May Staff Picks

April showers bring May flowers, and Boston’s May events calendar is flourishing. The selections for this month represent the myriad ways in which we can tell, or re-imagine, stories, plus music like you’ve never heard before.

Gabriel: Stoneham Theatre
Now – May 14| BosTix Deal Available
A complex play, equal parts witty and chilling, that challenges our assumptions of right and wrong, and what we are willing to give up during times of crisis. During WWII, the Germans occupied Guernsey Island (Little known fact: Winston Churchill approved of this so that Germany would not go further west), attempting to make it a fortress. When a mysterious man washes up on shore with no memory of who he is – he speaks both English and German flawlessly – 10-year-old Estelle and her family must decide whether to shelter this lost stranger or turn him over to the Nazis.

The National Center for Jewish Film’s 20th Anniversary Film Festival: Museum of Fine Arts
Now – May 21
The National Center for Jewish Film’s annual festival is a vibrant program of new independent films and restored classics from around the world, documenting the diversity of Jewish life and experience. This year’s festival headliner is Avi Nesher’s film Past Life, “which tracks the daring late 1970s odyssey of two sisters – an introverted classical musician and a rambunctious scandal sheet journalist – as they unravel a shocking wartime mystery that has cast a dark shadow on their lives.” Many of the screenings will be accompanied by conversations with the directors.
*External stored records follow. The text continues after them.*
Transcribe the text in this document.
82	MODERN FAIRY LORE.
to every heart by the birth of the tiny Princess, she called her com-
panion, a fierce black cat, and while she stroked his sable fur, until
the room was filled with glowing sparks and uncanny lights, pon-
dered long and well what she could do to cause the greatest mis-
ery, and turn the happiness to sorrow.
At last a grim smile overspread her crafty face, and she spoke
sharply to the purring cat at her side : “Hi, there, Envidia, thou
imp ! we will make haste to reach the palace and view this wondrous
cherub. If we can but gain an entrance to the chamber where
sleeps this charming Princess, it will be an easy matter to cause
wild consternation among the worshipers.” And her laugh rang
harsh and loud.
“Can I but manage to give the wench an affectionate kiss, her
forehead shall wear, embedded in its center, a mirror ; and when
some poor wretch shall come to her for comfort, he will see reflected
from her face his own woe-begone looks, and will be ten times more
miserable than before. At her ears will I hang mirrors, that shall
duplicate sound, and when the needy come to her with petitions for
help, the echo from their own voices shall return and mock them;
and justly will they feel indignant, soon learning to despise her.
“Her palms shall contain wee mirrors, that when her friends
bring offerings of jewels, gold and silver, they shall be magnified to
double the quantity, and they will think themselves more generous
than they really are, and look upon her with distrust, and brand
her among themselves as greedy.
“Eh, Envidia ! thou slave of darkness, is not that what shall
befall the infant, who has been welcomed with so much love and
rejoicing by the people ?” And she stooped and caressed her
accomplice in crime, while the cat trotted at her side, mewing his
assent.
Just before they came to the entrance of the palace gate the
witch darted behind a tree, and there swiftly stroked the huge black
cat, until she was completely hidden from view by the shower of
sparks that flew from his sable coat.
Latinas, Music by Latin American Women Composers & Arrangers: La Donna Musicale – RUMBARROCO
May 6
La Donna Musicale – RUMBARROCO ‘s mission is “to unite diverse communities by highlighting the fusion and confluence of the cultures of Europe, Africa, and the Americas through musical performances and educational outreach.” Their new concert, Latinas, features music composed or arranged by Latin American women from the 16th century to the present. Meaning, you probably didn’t learn about them in music class. The music – Early and contemporary, classical, folk, popular, and fusion – will be performed on historical and folkloric instruments.

Desire: Zeitgeist Stage Company
Now – May 20| BosTix Deal Available
Adapted from Tennessee Williams’ short stories, these six short plays were written by some of the most important contemporary playwrights: Elizabeth Egloff, Marcus Gardley, Rebecca Gilman, David Grimm, John Guare, and Beth Henley. As the name suggests, these plays explore love and innocence, isolation and loss, and are a vital reminder that great stories can have the power to change our lives.

A Midsummer Night’s Dream: Actors’ Shakespeare Project
May 10 – June 4| BosTix Deal Available
There’s a reason that Shakespeare’s hilarious and hallucinatory A Midsummer Night’s Dream is also his most popular play. Since “the course of true love never did run smooth,” we follow Hermia and Lysander, Helena and Demetrius, into the forest, where they meet with the meddling of fairies.  Set in a hideaway location that simultaneously evokes Shakespeare’s Globe Theatre and the “White Box” of Peter Brook’s 1970 production, this is a rave that celebrates the sublime and the ridiculous. Boasting the sweetest and most vicious love scenes, and music that both stimulates and soothes the savage beast, this is the party to crash!

Arrabal: American Repertory Theater
May 12 – June 18| BosTix Deal Available
Heat things up and head into the summer with Arrabal, a new tango-infused dance-theatre piece. This piece by Sergio Trujillo (choreography: Invisible Thread, Memphis, Jersey Boys, On Your Feet!, Next To Normal) with music by Academy Award winner Gustavo Santaolalla (Brokeback Mountain, Babel, The Motorcycle Diaries) and book by Tony Award nominee John Weidman (Contact, Assassins), follows a woman as she attempts to understand the violence that erupted in Argentina, and took her father away.

The 11th Annual Boston Handbell Festival: South Church in Boston
May 16 | Free
The Boston Handbell Festival brings together local community handbell ensembles–the Back Bay Ringers, Merrimack Valley Ringers, New England Ringers, and Old South Ringers–and an invited guest choir, for an evening of massed and solo ringing in Old South’s beautiful sanctuary. The concert is free and open to the public. Many audience members at the BHF are seeing handbells for the first time!